Law Society publishes GDPR guide for law firms

A new guide about the General Data Protection Regulation (GDPR) and data protection for law firms, has been published by the Law Society of Scotland.

The Law Society’s Guide to GDPR shows the steps solicitors should take to help comply with the new European Union regulation.

The GDPR, which introduces new rules about data protection and privacy, comes into force on 25 May.

The Law Society’s Executive Director of Member Services, Paul Mosson, explained that although the profession was generally well prepared for the introduction of GDPR, and ultimately the Information Commissioner’s Office would be responsible for regulating GDPR and providing guidance, the new guide specifically for law firms would further help to promote compliance.

He said: “All organisations that process personal data must comply with GDPR but law firms face specific issues over privacy and how they handle data.

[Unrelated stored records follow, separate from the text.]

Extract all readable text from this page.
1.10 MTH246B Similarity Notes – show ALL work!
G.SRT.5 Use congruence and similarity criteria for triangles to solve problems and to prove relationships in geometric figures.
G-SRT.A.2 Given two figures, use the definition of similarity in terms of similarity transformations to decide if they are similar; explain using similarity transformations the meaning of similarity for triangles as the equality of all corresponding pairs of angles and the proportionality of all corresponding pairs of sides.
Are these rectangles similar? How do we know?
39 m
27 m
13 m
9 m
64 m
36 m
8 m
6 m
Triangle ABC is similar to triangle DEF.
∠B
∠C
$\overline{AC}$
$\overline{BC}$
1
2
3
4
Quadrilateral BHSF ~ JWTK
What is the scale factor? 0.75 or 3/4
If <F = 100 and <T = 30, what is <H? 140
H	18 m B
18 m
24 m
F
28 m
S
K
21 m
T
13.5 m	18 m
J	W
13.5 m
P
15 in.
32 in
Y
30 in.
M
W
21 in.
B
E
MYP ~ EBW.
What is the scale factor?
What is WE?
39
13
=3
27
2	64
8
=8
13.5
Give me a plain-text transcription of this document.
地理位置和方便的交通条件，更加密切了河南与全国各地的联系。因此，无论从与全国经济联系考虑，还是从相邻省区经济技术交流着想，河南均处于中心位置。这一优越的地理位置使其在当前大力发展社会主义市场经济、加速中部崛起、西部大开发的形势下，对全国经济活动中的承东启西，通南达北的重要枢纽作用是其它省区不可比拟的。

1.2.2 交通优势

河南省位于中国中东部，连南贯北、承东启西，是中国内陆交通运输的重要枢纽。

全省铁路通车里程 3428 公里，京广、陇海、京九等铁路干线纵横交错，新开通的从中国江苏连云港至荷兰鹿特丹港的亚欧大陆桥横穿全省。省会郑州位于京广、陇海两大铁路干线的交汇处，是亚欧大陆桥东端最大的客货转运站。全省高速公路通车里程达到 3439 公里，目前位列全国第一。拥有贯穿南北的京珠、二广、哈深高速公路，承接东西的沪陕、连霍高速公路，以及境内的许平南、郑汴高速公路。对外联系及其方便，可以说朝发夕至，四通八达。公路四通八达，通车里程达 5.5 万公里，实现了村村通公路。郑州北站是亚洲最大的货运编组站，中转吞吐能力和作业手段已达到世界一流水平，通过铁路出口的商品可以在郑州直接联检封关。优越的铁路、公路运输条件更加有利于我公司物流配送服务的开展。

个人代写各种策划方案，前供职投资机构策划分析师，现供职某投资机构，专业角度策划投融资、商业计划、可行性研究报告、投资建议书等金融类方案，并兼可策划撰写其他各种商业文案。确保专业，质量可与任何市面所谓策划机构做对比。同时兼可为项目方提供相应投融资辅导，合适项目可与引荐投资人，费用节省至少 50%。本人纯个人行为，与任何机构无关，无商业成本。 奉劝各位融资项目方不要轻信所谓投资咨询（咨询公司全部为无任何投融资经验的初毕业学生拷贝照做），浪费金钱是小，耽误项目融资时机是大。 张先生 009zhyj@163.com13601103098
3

“It’s important that we can provide support for our members prior to the introduction of the GDPR later this month. Our guide considers the new regulation and the Data Protection Act from the perspective of a legal practice, looking at how GDPR will impact solicitors’ current processes and identifying the steps to take towards compliance.”

The guide’s author Laura Irvine, a partner at BTO, said: “While solicitors in Scotland will be familiar with the Law Society rules on client confidentiality, GDPR is also concerned with protecting personal data, but it brings in a new principle of accountability for all organisations. The profession should see this as an opportunity to consider how it deals with personal data in the 21st century and I hope that this guide will assist solicitors in Scotland to do this.”

The new guide has been sponsored by leading global provider of IT governance, risk management and compliance solutions, IT Governance.

Alan Calder, CEO and executive chairman, said: “We are very pleased to be working in partnership with the Law Society of Scotland on this valuable GDPR project for its members. IT Governance is at the forefront of helping organisations around the world address the challenges of GDPR compliance. With many years’ experience in the legal sector, we are well-placed to help firms get on track with their GDPR compliance projects, better understand their specific cyber security risks and help them through the challenges ahead.”

The Law Society has written to all law firms in Scotland about the guide, which will be updated with further information and advice once GDPR comes in to force.